Earlier in December, leading international diplomats met in Goma to plan a task force that would follow up on the implementation of renewed commitments made in November by DRC and neighbouring Rwanda to pacify the Kivu provinces.
Asked to respond to the ceasefire, DRC Defence Minister Chikez Deimu told IRIN: “Nkunda is still a criminal no matter what platform he is given to talk from. He has killed people and left orphans in Kisangani and Bukavu and continues to kill and bury people alive.”
“We are organising the peace conference for the people and not for a single individual, Nkunda, so that he can declare a ceasefire now. Sooner or later, we will defeat him. The people of Congo will win. Nkunda enjoys the complicity of certain interests. That’s bad,” the minister added.

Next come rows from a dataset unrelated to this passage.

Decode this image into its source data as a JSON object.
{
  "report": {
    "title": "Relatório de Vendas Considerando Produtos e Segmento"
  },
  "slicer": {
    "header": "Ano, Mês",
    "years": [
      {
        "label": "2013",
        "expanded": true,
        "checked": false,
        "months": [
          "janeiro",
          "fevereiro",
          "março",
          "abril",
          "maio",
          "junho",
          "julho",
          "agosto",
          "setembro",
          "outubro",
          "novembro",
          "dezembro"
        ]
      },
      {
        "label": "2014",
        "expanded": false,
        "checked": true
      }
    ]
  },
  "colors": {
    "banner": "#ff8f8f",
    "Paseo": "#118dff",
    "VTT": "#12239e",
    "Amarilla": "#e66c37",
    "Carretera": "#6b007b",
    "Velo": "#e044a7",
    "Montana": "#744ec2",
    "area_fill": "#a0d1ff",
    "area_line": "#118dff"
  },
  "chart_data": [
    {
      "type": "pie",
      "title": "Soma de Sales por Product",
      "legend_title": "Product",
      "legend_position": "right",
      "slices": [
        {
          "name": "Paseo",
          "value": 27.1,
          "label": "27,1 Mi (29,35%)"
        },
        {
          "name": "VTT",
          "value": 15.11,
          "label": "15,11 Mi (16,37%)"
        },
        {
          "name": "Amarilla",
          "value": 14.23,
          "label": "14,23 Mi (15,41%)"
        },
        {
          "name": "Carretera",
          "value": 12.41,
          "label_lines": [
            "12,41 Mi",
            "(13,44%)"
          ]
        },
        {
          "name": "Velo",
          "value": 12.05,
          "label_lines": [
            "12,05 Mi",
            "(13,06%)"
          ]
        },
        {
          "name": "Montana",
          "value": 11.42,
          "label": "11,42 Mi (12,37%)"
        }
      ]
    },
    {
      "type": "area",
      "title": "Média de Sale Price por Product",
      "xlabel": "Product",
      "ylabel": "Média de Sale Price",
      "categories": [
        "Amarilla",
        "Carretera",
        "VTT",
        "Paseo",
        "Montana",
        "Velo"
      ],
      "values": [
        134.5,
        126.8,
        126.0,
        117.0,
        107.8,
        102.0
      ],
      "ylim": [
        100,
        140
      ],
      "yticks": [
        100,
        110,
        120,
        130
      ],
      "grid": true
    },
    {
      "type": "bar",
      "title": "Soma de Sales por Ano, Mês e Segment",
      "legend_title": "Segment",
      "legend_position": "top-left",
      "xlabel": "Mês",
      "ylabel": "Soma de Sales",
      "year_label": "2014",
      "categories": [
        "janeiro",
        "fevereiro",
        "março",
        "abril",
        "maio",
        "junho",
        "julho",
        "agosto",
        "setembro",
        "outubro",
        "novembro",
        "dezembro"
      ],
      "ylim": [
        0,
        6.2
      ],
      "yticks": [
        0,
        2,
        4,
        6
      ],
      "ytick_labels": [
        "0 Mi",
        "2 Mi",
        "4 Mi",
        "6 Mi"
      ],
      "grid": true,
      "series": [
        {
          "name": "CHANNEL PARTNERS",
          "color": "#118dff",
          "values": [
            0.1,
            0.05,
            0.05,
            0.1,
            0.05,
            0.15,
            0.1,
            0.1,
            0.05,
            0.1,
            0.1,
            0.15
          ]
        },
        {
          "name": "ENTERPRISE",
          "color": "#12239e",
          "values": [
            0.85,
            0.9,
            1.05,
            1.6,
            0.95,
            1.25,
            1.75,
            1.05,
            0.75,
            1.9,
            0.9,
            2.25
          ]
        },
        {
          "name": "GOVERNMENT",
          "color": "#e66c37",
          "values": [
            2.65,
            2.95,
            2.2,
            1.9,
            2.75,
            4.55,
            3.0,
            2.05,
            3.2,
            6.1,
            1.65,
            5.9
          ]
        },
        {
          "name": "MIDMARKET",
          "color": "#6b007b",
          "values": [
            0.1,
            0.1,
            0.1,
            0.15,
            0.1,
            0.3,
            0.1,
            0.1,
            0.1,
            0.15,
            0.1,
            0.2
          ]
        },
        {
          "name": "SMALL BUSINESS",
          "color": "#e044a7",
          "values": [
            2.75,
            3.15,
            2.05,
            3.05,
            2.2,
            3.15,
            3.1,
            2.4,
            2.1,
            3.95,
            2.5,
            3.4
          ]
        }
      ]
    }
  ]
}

Nkunda’s forces clash with Mayi-Mayi
Despite the ceasefire, Nkunda’s forces have clashed with Mayi-Mayi militias in a village 60km west of Goma.
“All we are doing is defending ourselves. These people [the Mayi-Mayi] are doing the government’s work and want to demonise us, but we won’t be tricked into undermining peace efforts,” said Kakolele.
Nkunda and other officials in his Congres national pour la défense du peuple (National Congress for the Defence of the People - CNDP) have expressed their willingness to attend the Goma conference but complain they have not been officially invited.
“There are no security problems because we have guarantees from American envoys,” said Kakolele.
The days ahead of the conference’s revised opening will be spent on “sensitisation, designating participants and finalising the working documents,” according to Apollinaire Malumalu, who as well as chairing the national election commission is in charge of preparing the Goma gathering.
He added that the delay was necessary to explain the objectives of the meeting to all relevant parties before it got off the ground.